Fears that Obamacare as we know it will end after 2017 has likely boosted initial sign-up numbers this year, said Allan Baumgarten, an independent analyst who produces annual health market reviews for several states.
"I would think the risk that subsidized coverage will dry up in 2017 is a powerful incentive to sign up for coverage — and use it at the beginning of the year," Baumgarten said. "It is not unlike the stories I read of gay couples planning marriage for later in 2017 or 2018 and moving that up out of fear that the new administration will somehow undo the Supreme Court ruling [legalizing same-sex marriage]."

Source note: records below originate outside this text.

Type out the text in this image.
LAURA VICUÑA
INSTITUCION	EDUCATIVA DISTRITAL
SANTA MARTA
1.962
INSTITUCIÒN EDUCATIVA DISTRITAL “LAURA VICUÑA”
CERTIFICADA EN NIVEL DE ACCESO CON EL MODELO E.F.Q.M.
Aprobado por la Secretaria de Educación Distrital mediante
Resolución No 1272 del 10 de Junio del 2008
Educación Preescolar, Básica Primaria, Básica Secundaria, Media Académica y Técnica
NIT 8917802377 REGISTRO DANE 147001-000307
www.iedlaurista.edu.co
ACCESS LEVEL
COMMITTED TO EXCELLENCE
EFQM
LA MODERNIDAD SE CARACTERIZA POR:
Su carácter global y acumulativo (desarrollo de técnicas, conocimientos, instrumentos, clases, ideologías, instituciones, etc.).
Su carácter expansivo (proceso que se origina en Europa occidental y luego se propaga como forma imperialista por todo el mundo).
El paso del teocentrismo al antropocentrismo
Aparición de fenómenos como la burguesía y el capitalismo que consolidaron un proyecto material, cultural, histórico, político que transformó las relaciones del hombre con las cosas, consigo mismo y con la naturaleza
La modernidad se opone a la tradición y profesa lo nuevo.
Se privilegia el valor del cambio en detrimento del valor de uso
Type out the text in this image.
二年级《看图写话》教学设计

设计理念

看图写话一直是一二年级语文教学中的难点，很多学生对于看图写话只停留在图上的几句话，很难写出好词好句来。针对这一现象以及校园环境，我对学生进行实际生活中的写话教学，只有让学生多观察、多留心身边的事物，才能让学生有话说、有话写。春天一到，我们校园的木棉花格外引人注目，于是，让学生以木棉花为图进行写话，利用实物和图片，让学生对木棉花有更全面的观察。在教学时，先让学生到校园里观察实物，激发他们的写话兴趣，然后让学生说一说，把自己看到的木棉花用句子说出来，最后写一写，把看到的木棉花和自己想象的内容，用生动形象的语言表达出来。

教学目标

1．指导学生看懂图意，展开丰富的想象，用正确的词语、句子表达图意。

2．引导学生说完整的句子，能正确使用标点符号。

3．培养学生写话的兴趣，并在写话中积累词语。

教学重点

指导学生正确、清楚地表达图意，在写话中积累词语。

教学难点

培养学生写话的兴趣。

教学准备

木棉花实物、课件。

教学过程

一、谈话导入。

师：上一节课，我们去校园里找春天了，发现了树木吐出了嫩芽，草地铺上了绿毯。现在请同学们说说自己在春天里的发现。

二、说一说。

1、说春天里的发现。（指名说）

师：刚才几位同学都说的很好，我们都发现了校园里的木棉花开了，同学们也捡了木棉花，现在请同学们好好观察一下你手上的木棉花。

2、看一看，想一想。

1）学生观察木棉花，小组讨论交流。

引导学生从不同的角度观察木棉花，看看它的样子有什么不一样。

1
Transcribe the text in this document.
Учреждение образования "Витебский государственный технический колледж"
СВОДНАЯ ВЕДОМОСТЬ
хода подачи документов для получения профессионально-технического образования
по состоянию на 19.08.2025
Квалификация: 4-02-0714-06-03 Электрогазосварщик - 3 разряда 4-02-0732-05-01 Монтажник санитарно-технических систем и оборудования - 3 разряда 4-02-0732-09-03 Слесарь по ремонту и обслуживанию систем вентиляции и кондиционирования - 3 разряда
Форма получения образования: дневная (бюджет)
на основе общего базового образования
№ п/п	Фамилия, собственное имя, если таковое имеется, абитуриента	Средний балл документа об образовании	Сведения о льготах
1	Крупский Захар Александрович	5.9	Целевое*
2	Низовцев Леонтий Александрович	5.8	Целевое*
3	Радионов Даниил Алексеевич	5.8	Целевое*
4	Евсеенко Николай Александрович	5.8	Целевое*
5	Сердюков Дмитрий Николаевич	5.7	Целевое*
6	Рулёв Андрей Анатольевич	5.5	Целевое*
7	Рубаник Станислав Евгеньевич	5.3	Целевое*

Cliff Eserman, a health insurance broker based in Wilton Manors, said he's been enrolling more clients in part because people want to make sure they receie the care they need before they lose federal tax subsidies that has made insurance affordable to them. "A lot of people are very fearful this year," he said.
Still, the Trump election doesn't explain the decrease in the percentage of young people without insurance between 2015 and 2016. That was when the fine for not carrying health insurance increased from $325 or 2 percent of income to $695 or 2.5 percent of income.
Katie Vicsik, Enroll America's Florida director, said enrollment assistant organizations honed in on young adults at colleges, universities and workplaces, telling them, "'You're going to pay [an average] $105 a month and here's what you're going to get or you're going to pay this fine,'" she said.
The decline in the uninsured rate among adults ages 18 to 34 was 9 percent in Broward and Miami-Dade counties and 10 percent in Palm Beach County, Enroll America's estimates show.
A reluctance among young, healthy adults to sign up for health insurance in the Obama era, even with the tax penalty, has been cited as a major reason premiums have risen and several large major insurers have stopped participating. Not enough young people are paying premiums to offset greater-than-expected health care consumption by older, sicker people, analysts have said.
And despite the progress over the last year, the uninsured rate remains higher among Florida's 18-to-34-year-olds [14 percent] than in the three age groups spanning ages 35 to 64 [12 percent to 13 percent], the Enroll America data shows.
Mark Cherry, principal analyst with health care industry analyst Decision Resources Group, said other factors in the overall decrease among the uninsured include creation of the state's Medicaid Managed Care program in 2013, which has increased Medicaid enrollment by nearly 700,000, and an overall rise in awareness of health insurance driven by marketing and word of mouth.
Baumgarten said the increase in millennials in the risk pool is good news — "since a better balanced pool should result in better financials for the insurers and lower premium increases in future years."
He noted he feels "a little optimistic" about the ACA's future because "the complexity and consequences of dismantling are daunting" and "some significant and influential groups are going to work hard to protect what is in place — health insurers, pharma companies, and provider systems."